Here, as Ovid wrote long ago, is what will happen to the phoenix of education if we quit trying to fix failing schools and look toward the bird that will be rising: Most beings spring from other individuals; but there is a certain kind which reproduces itself. . . . dying, [it] breathes out its last breath amidst odors. From the body of the parent bird, a young Phoenix issues forth, destined to live as long a life as its predecessor.

In Medieval times it was said that: When it is old, it builds a pyre of wood and spices and climbs on to it. There it faces the sun and the fire ignites; it fans the fire with its wings until it is completely consumed. Some say it is the sun that ignites the fire; others say that the phoenix starts it by striking its beak against a stone, or that stones gathered with spices in the pyre rub together to create a spark. A new phoenix rises from the ash of the old.

I suggest sunlight or a stone strike are long overdue in finishing off education as we have tried for so long to breath life into it. It is foolhardy in the digital age to keep trying to keep alive the dying analog school methodology. When the analog education sprung to life its driving realities were printed books and delivery of knowledge to geographical locations where students could gather.

The new education creature will be formed around digital versions of knowledge that can be comprehensively carried in each student’s pocket wherever he or she may be. The new education phoenix of the digital, connected age will, or course still be education — still be a phoenix, just one more more beautiful and appropriate to our times.

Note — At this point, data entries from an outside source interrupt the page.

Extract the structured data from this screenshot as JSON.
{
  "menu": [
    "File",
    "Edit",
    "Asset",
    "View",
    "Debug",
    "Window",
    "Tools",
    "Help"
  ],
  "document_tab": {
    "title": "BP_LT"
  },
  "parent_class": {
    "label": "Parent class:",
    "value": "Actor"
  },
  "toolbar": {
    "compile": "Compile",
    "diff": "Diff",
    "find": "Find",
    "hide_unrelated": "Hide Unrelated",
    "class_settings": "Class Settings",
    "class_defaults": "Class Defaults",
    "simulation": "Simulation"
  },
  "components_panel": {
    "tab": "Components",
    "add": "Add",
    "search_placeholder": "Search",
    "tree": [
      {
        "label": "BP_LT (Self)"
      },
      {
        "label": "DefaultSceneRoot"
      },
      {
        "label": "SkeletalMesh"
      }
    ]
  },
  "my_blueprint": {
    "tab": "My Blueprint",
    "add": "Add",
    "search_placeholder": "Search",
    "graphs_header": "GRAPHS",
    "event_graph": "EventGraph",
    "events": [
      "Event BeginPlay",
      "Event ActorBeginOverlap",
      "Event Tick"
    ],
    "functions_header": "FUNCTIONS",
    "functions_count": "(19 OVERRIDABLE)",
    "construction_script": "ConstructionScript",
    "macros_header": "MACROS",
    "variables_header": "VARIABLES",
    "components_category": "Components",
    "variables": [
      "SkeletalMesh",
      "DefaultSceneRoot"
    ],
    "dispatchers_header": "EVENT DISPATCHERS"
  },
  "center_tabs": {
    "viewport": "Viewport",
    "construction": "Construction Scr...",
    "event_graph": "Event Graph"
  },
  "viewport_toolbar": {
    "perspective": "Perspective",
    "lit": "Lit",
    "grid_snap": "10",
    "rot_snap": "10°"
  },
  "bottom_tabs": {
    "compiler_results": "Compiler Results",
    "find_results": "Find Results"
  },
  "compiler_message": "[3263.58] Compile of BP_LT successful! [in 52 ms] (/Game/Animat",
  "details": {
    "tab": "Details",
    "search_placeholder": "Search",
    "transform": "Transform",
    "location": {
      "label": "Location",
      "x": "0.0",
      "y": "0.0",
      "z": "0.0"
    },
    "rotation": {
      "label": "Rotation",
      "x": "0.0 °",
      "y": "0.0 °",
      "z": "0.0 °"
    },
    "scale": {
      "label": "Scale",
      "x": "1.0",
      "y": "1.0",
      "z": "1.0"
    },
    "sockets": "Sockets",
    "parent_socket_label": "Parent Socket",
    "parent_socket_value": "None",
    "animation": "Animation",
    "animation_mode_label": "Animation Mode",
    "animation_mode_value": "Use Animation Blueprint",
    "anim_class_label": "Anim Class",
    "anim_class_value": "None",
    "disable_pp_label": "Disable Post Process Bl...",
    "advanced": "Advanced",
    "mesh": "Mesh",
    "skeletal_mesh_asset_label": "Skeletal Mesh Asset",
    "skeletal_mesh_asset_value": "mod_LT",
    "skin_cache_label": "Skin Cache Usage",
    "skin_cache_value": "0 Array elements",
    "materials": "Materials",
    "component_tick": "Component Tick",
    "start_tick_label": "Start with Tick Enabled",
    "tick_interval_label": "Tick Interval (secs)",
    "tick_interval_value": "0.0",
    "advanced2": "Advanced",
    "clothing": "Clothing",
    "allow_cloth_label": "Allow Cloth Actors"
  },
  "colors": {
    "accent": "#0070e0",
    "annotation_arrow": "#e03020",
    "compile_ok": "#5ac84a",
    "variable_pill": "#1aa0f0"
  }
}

Since I have started writing at Handschooling.com several people have written to me or placed comments here that are, in truth, about the new education phoenix. These suggestions have included:

So I will be advocating a “open learning center”: approach to schools and a ‘networked common school’ approach to metropolitan inter-district cooperation.

I believe that many can in the rich world of content and real world experiences collaborative learn with others and self-direct that learning.

The reason I included a major section on “nurture” in Handschooling.com is because there are many local, individual aspects of education that can be re-envisioned in the era of the new education phoenix.